Echeverría abona el topos del espectáculo sublime de la naturaleza a fuerza de voluntarismo métrico y lugar común (estruendo, horror, consustanciación del yo atribulado con la agitación de esa otra “alma turbulenta”), en una forma de la reescritura de las escenas de tempestad del río y del océano que había ya diseñado en el plan en prosa para el Peregrinaje del Gualpo y en las Cartas a un amigo. Porque no son solo las aguas sino también los vientos que las agitan los que alimentan los temores de los viajeros y navegantes. Pero, no obstante los cantos que se le dedican, no es el pampero el azote más lamentado por los antirrosistas en el destierro, aunque de algún modo lo asimilan al férreo gobierno de un enemigo que los obliga a un peregrinaje que va repartiéndolos en diferentes orillas: las del Plata, en Montevideo; las del Atlántico, en Río de Janeiro; o las del Pacífico, en Valparaíso. Y si por atravesar desde el sudoeste la extensión llana y completa de la pampa, el viento toma su nombre de pampero, no debería llamar la atención que, metonimia que lo inunda todo, sea justamente esa pampa la que se imponga como la medida de todas las cosas, y entonces el Río de la Plata sea una superficie comparable a la de la llanura infinita sobre cuyo aterciopelado pasto puede lanzarse a caballo un jinete para despliegue de su goce.
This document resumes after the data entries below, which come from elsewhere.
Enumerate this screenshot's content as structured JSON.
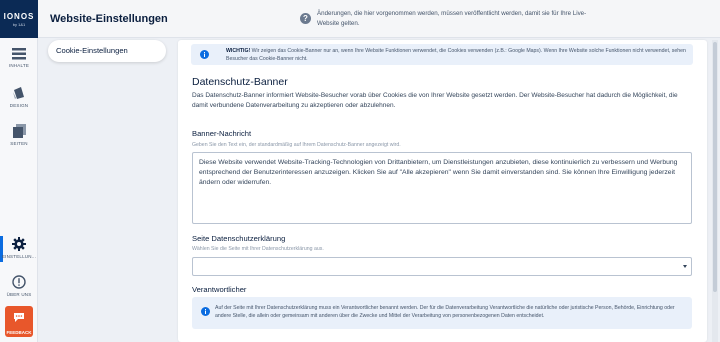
{
  "rail": {
    "logo": "IONOS",
    "logo_sub": "by 1&1",
    "items": [
      {
        "label": "INHALTE",
        "icon": "content-icon"
      },
      {
        "label": "DESIGN",
        "icon": "design-icon"
      },
      {
        "label": "SEITEN",
        "icon": "pages-icon"
      },
      {
        "label": "EINSTELLUN...",
        "icon": "gear-icon"
      },
      {
        "label": "ÜBER UNS",
        "icon": "alert-icon"
      }
    ],
    "feedback": "FEEDBACK",
    "accent": "#0b6ce0",
    "feedback_color": "#e8572b"
  },
  "header": {
    "title": "Website-Einstellungen",
    "notice_line1": "Änderungen, die hier vorgenommen werden, müssen veröffentlicht werden, damit sie für Ihre Live-",
    "notice_line2": "Website gelten."
  },
  "subnav": {
    "item": "Cookie-Einstellungen"
  },
  "warning": {
    "bold": "WICHTIG!",
    "text": " Wir zeigen das Cookie-Banner nur an, wenn Ihre Website Funktionen verwendet, die Cookies verwenden (z.B.: Google Maps). Wenn Ihre Website solche Funktionen nicht verwendet, sehen Besucher das Cookie-Banner nicht."
  },
  "section": {
    "title": "Datenschutz-Banner",
    "description": "Das Datenschutz-Banner informiert Website-Besucher vorab über Cookies die von Ihrer Website gesetzt werden. Der Website-Besucher hat dadurch die Möglichkeit, die damit verbundene Datenverarbeitung zu akzeptieren oder abzulehnen."
  },
  "banner_message": {
    "label": "Banner-Nachricht",
    "hint": "Geben Sie den Text ein, der standardmäßig auf Ihrem Datenschutz-Banner angezeigt wird.",
    "value": "Diese Website verwendet Website-Tracking-Technologien von Drittanbietern, um Dienstleistungen anzubieten, diese kontinuierlich zu verbessern und Werbung entsprechend der Benutzerinteressen anzuzeigen. Klicken Sie auf \"Alle akzepieren\" wenn Sie damit einverstanden sind. Sie können Ihre Einwilligung jederzeit ändern oder widerrufen."
  },
  "privacy_page": {
    "label": "Seite Datenschutzerklärung",
    "hint": "Wählen Sie die Seite mit Ihrer Datenschutzerklärung aus.",
    "value": ""
  },
  "responsible": {
    "label": "Verantwortlicher",
    "info": "Auf der Seite mit Ihrer Datenschutzerklärung muss ein Verantwortlicher benannt werden. Der für die Datenverarbeitung Verantwortliche die natürliche oder juristische Person, Behörde, Einrichtung oder andere Stelle, die allein oder gemeinsam mit anderen über die Zwecke und Mittel der Verarbeitung von personenbezogenen Daten entscheidet."
  }
}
El río es como la pampa, entonces –compara Echeverría–, en una imagen invertida y más doméstica que la de los viajeros ingleses que, para explicarles a sus coterráneos qué era esa planicie insólitamente interminable, echaban mano de la imagen del mar con el fin de volverla inteligible. El pampero “echa el río sobre Montevideo y aleja y persigue las naves de comercio” –alerta Sarmiento– (y cómo tumba barcos se nota en alguna de las bellas acuarelas de Juan Manuel Besnes e Irigoyen). El “mal espíritu de estas regiones” produce crecidas que no le hacen bien al transporte fluvial de mercaderías, que es para Sarmiento el núcleo indispensable del desarrollo económico de la región, fundamental en una zona que poco hace por la navegabilidad de sus cursos de agua, cantinela de su plan político para la Argentina con la que marchará desde Facundo en adelante, cada vez que tenga ocasión, como otra batalla que tampoco está dispuesto a perder.